La question est donc de savoir comment il se fait que, dans l'état actuel de son évolution, le cerveau de notre espèce croit en la réalité des personnages qu'il a mis en embuscade dans les coulisses du monde et dont les attributs prouveraient l'existence et donneraient leur voix aux choses. N'en est-il pas de même de l'éloquence attribuée à l'Etat en tant que tel?
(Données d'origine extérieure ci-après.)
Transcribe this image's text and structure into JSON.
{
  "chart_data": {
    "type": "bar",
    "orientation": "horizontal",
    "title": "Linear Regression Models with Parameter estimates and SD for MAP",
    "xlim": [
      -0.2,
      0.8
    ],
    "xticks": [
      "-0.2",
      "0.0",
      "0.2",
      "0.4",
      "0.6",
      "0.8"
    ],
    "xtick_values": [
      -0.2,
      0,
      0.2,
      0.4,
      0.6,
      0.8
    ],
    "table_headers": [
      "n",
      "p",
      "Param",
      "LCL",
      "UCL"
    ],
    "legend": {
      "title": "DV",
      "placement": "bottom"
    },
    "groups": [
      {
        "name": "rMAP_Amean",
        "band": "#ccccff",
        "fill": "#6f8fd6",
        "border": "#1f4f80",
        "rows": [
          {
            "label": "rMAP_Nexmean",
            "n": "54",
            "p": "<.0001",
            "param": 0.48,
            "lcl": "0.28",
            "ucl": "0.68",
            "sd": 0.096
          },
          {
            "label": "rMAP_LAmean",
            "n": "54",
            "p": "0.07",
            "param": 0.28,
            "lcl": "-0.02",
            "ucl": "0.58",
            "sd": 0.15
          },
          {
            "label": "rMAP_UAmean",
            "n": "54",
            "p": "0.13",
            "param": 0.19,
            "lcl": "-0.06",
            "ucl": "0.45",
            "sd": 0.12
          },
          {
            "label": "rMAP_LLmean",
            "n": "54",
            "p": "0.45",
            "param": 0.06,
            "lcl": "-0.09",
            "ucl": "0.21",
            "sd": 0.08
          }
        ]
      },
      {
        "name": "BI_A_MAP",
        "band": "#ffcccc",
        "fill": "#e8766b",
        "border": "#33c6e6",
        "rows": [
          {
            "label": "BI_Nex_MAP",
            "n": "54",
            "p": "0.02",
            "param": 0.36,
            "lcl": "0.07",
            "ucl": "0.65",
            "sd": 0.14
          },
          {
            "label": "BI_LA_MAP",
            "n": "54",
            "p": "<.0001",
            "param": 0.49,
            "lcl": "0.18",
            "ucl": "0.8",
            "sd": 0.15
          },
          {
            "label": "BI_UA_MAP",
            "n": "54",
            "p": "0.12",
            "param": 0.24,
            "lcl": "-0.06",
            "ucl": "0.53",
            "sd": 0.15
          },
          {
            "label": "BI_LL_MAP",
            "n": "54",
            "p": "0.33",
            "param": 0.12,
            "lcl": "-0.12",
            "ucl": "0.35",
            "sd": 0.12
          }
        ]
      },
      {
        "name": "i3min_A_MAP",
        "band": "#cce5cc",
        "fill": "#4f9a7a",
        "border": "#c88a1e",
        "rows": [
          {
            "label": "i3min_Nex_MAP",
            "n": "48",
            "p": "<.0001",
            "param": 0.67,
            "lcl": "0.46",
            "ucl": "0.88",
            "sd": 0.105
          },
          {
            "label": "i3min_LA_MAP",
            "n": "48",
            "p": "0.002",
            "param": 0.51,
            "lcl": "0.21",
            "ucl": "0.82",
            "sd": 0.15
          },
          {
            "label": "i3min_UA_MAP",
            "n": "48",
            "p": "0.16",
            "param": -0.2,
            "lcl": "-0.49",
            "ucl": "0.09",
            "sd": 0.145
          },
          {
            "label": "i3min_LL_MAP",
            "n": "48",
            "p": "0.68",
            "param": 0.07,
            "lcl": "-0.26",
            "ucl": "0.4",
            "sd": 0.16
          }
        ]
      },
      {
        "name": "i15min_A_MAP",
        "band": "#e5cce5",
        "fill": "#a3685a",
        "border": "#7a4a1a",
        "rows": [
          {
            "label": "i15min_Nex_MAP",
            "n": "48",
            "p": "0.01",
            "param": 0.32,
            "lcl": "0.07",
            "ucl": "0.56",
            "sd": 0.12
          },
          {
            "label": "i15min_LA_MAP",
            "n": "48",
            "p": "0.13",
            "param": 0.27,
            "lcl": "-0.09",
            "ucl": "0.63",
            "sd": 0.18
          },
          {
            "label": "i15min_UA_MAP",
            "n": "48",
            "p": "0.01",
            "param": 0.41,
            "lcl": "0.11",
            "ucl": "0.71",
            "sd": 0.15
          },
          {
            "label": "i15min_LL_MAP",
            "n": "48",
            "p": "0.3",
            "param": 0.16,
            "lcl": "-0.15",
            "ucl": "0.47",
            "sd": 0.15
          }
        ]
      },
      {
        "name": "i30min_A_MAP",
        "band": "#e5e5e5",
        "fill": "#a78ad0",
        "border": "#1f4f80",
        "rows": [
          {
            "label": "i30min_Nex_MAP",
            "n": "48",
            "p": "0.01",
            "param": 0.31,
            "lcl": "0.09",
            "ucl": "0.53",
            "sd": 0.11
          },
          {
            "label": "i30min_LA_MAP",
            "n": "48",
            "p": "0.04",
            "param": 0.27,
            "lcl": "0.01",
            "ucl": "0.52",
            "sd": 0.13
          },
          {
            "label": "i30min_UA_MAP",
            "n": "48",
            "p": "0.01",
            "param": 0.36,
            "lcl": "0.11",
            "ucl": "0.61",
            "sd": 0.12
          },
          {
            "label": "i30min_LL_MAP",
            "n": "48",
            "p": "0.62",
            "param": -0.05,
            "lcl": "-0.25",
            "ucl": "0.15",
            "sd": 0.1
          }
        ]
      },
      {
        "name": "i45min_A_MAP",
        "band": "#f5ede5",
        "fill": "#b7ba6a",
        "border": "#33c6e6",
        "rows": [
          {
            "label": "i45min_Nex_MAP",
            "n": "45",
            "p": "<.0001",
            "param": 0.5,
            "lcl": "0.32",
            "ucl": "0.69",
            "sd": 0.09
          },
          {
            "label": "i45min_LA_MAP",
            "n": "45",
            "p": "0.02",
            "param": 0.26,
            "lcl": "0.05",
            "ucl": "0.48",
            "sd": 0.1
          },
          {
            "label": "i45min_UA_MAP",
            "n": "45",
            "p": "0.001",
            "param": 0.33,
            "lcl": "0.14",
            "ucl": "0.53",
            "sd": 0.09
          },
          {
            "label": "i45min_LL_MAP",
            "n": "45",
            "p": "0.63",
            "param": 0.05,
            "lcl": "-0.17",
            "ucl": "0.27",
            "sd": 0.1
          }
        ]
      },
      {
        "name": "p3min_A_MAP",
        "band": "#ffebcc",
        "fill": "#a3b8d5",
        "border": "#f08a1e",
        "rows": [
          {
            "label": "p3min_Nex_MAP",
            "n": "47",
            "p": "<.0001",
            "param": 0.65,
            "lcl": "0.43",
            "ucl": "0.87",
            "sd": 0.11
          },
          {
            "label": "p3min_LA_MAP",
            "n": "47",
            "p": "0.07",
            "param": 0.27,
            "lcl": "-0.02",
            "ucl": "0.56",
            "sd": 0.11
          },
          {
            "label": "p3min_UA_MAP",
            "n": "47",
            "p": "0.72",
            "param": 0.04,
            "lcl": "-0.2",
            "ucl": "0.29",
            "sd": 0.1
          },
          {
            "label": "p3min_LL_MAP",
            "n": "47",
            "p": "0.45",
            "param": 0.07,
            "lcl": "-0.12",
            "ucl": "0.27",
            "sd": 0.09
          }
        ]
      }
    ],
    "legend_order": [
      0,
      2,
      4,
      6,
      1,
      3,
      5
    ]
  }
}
Mais si ce vocable ne se trouvait que dans les dictionnaires, alors que sa sonorité est censée étaler des paramètres physiques spectaculaires aussi bien sur les places publiques qu'à l'école de ses nombreux dignitaires - qui vont de la masse de ses gendarmes aux robes noires de ses magistrats et des palais somptueux de la République aux cérémonies cadencées du 14 juillet - qui parlerait d'une nation et d'un peuple, qui proclamerait tangible et visible l'Etat en tant que tel et sous les mêmes apparats et simulacres que Dieu ? Demandons-nous donc ce que signifient les mots harnachés, galonnés, enrubannés dont les évadés de la zoologie chargent désormais de porter en public le glaive et l'éclat de leurs définitions, demandons-nous ce que signifient des abstractions rendues ostensibles, croit-on, et auxquelles il est demandé de porter au côté l' épée effilée de leur sens.

3 - Un retour à Descartes

Pour tenter de résoudre ces difficultés, revenons un instant au premier anthropologue moderne, un certain René Descartes, qui s'échinait à expliquer à la princesse Elisabeth que sa pieuse philosophie du Moyen Age était entièrement erronée et qu'elle avait le plus grand tort de persévérer dans son obstination dévote à se définir comme un "mélange de corps et d'esprit". Car les scolastiques, ses pédagogues, étaient coulés dans le moule du mythe chrétien de l'incarnation de la vérité et du sens, comme la France républicaine est coulée dans le moule épistémologique du mythe de l'incarnation de la démocratie.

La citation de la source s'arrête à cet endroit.